Marissa Connelly rated it really liked it Jan 04, An extraordinary presentation of a complex topic in a clear and concise manner. Sometimes the author seems to push reality ever so slightly to make her farshan, but overall it’s very informative and easy to read.
Eck relies heavily on drawing parallels and distinctions between the two traditions. Jul 29, Rose Be added it Shelves: Jan 27, Faaiz rated it liked it Shelves: A clear and enjoyable introduction to Hinduism.
In my study of Hinduism I never understood the link between Indian metaphysics and daily worship – believing many teachers I had who argued that image viana was a kind of “contemplation for the common darwhan. I thought it did fairly well as an introduction to Hinduism.

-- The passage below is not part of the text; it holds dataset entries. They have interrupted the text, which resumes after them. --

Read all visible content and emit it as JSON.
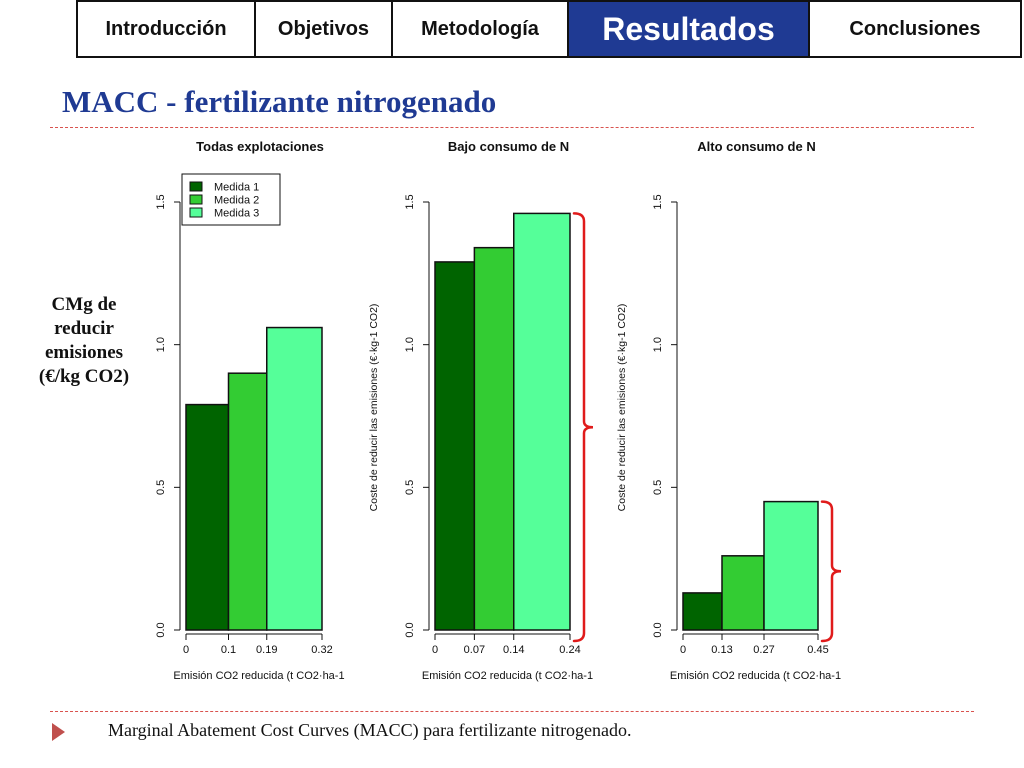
{
  "nav": {
    "tabs": [
      {
        "label": "Introducción",
        "active": false
      },
      {
        "label": "Objetivos",
        "active": false
      },
      {
        "label": "Metodología",
        "active": false
      },
      {
        "label": "Resultados",
        "active": true
      },
      {
        "label": "Conclusiones",
        "active": false
      }
    ]
  },
  "slide": {
    "title": "MACC - fertilizante nitrogenado",
    "side_label": [
      "CMg de",
      "reducir",
      "emisiones",
      "(€/kg CO2)"
    ],
    "caption": "Marginal Abatement Cost Curves (MACC) para fertilizante nitrogenado."
  },
  "colors": {
    "accent": "#1f3a93",
    "rule": "#d9534f",
    "bracket": "#e01b1b",
    "series": [
      "#006400",
      "#33cc33",
      "#55ff99"
    ]
  },
  "chart_data": [
    {
      "type": "bar",
      "title": "Todas explotaciones",
      "xlabel": "Emisión CO2 reducida (t CO2·ha-1",
      "ylabel": "",
      "ylim": [
        0,
        1.5
      ],
      "yticks": [
        "0.0",
        "0.5",
        "1.0",
        "1.5"
      ],
      "xticks": [
        "0",
        "0.1",
        "0.19",
        "0.32"
      ],
      "legend": {
        "placement": "top-left",
        "entries": [
          "Medida 1",
          "Medida 2",
          "Medida 3"
        ]
      },
      "bars": [
        {
          "name": "Medida 1",
          "x0": 0,
          "x1": 0.1,
          "value": 0.79
        },
        {
          "name": "Medida 2",
          "x0": 0.1,
          "x1": 0.19,
          "value": 0.9
        },
        {
          "name": "Medida 3",
          "x0": 0.19,
          "x1": 0.32,
          "value": 1.06
        }
      ],
      "bracket": false
    },
    {
      "type": "bar",
      "title": "Bajo consumo de N",
      "xlabel": "Emisión CO2 reducida (t CO2·ha-1",
      "ylabel": "Coste de reducir las emisiones (€·kg-1 CO2)",
      "ylim": [
        0,
        1.5
      ],
      "yticks": [
        "0.0",
        "0.5",
        "1.0",
        "1.5"
      ],
      "xticks": [
        "0",
        "0.07",
        "0.14",
        "0.24"
      ],
      "bars": [
        {
          "name": "Medida 1",
          "x0": 0,
          "x1": 0.07,
          "value": 1.29
        },
        {
          "name": "Medida 2",
          "x0": 0.07,
          "x1": 0.14,
          "value": 1.34
        },
        {
          "name": "Medida 3",
          "x0": 0.14,
          "x1": 0.24,
          "value": 1.46
        }
      ],
      "bracket": true
    },
    {
      "type": "bar",
      "title": "Alto consumo de N",
      "xlabel": "Emisión CO2 reducida (t CO2·ha-1",
      "ylabel": "Coste de reducir las emisiones (€·kg-1 CO2)",
      "ylim": [
        0,
        1.5
      ],
      "yticks": [
        "0.0",
        "0.5",
        "1.0",
        "1.5"
      ],
      "xticks": [
        "0",
        "0.13",
        "0.27",
        "0.45"
      ],
      "bars": [
        {
          "name": "Medida 1",
          "x0": 0,
          "x1": 0.13,
          "value": 0.13
        },
        {
          "name": "Medida 2",
          "x0": 0.13,
          "x1": 0.27,
          "value": 0.26
        },
        {
          "name": "Medida 3",
          "x0": 0.27,
          "x1": 0.45,
          "value": 0.45
        }
      ],
      "bracket": true
    }
  ]
}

This book, though focused primarily on a single important characteristic of Hinduism in practice is probably the best introduction ever written to what Hinduism, in practice is like for those who are unfamiliar with that religion.
A must-read for people interested in Indian culture or Indian art. Jul 27, Grete rated it it was ok. Apr 06, Amanda rated it liked it Shelves: Early in the first chapter the author, Diane Eck, uses the kaleidoscope metaphor to darshwn the incredible diversity of the Hindu experience, and for the rest of the book, she skillfully reveals how the tapestry of Hindu shrines, processions, iconography, symbols, rituals, and more, all kaleidoscopically combine to give the devotee a vibrant and stunning visual revelation of the Divine, an experience which the Hindus call Darshan.

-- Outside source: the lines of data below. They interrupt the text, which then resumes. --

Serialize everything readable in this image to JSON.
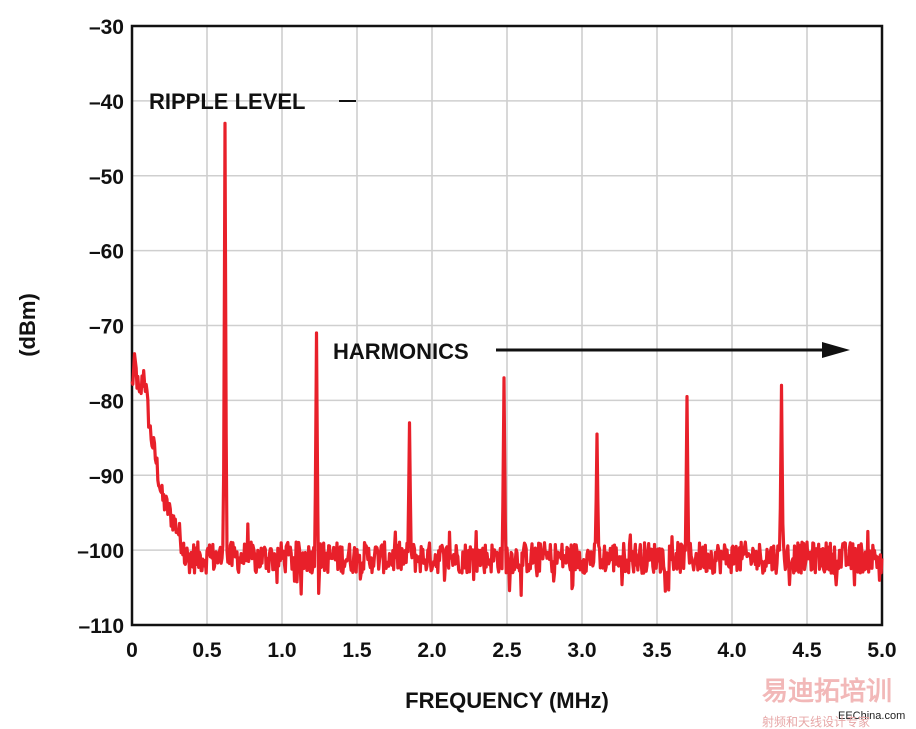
{
  "chart_data": {
    "type": "line",
    "title": "",
    "xlabel": "FREQUENCY (MHz)",
    "ylabel": "(dBm)",
    "xlim": [
      0,
      5.0
    ],
    "ylim": [
      -110,
      -30
    ],
    "x_ticks": [
      0,
      0.5,
      1.0,
      1.5,
      2.0,
      2.5,
      3.0,
      3.5,
      4.0,
      4.5,
      5.0
    ],
    "x_tick_labels": [
      "0",
      "0.5",
      "1.0",
      "1.5",
      "2.0",
      "2.5",
      "3.0",
      "3.5",
      "4.0",
      "4.5",
      "5.0"
    ],
    "y_ticks": [
      -30,
      -40,
      -50,
      -60,
      -70,
      -80,
      -90,
      -100,
      -110
    ],
    "y_tick_labels": [
      "–30",
      "–40",
      "–50",
      "–60",
      "–70",
      "–80",
      "–90",
      "–100",
      "–110"
    ],
    "grid": true,
    "line_color": "#e8202a",
    "noise_floor_dbm": -101,
    "low_frequency_rise": [
      {
        "x": 0.0,
        "y": -78
      },
      {
        "x": 0.02,
        "y": -75
      },
      {
        "x": 0.05,
        "y": -80
      },
      {
        "x": 0.08,
        "y": -76
      },
      {
        "x": 0.12,
        "y": -84
      },
      {
        "x": 0.16,
        "y": -88
      },
      {
        "x": 0.2,
        "y": -93
      },
      {
        "x": 0.25,
        "y": -95
      },
      {
        "x": 0.3,
        "y": -97
      },
      {
        "x": 0.35,
        "y": -100
      }
    ],
    "peaks": [
      {
        "x": 0.62,
        "y": -43
      },
      {
        "x": 1.23,
        "y": -71
      },
      {
        "x": 1.85,
        "y": -83
      },
      {
        "x": 2.48,
        "y": -77
      },
      {
        "x": 3.1,
        "y": -84.5
      },
      {
        "x": 3.7,
        "y": -79.5
      },
      {
        "x": 4.33,
        "y": -78
      }
    ],
    "annotations": [
      {
        "text": "RIPPLE LEVEL"
      },
      {
        "text": "HARMONICS"
      }
    ]
  },
  "watermark": {
    "brand_cn": "易迪拓培训",
    "site": "EEChina.com",
    "sub_cn": "射频和天线设计专家"
  }
}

Kay Browning rated it really liked it. But what is does address, it gives a comprehensive analysis of datshan that makes it an interesting book. My favorite quote from it: Even those with some familiarity will benefit from how Eck treats how seeing in understood in a religious context in Hinduism. Preview — Darsan by Diana L.
What Is Darshan?
It read kind darhan like a textbook for me. Jun 01, John rated it it was amazing. Christopher Piazza rated it really liked it Oct 13, Goodreads helps you keep track of books you want to read. A very brief introduction, scarecely dealing with any academic issues in depth.

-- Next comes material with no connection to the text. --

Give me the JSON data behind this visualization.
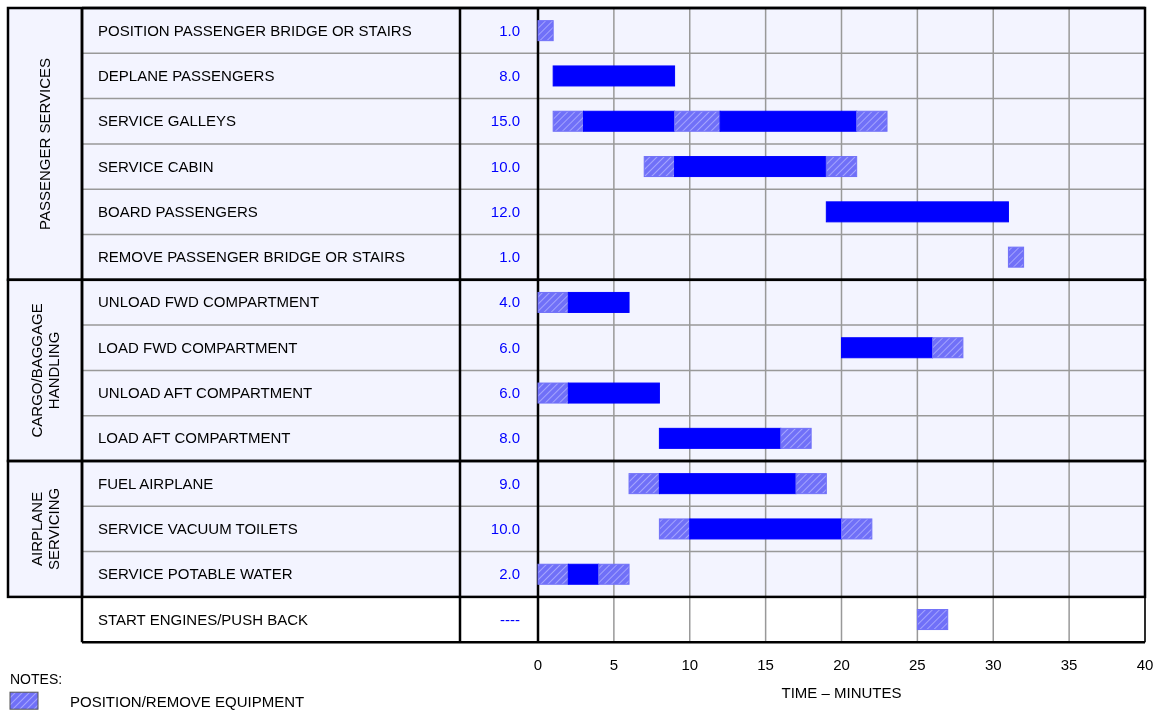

PaperbackThird97 pages. To ask other readers questions about Darsanplease sign up. Thanks darsyan telling us about the problem. Eck presents a concise and well written thesis about the practice of Hinduism. This short book is a darsan in itself – a way of seein In my study of Hinduism I never understood the link between Indian metaphysics and daily worship – believing many dlana I had who argued that image worship was a kind of “contemplation for the common man.
I had to read it for a class, and it goes by quickly, which makes it all the better. Overall, the writing was good too. This book was OK. This book will definitely go in my reference pile as a great example of not only how to understand religious art and architecture in India, but also how to experience it ec.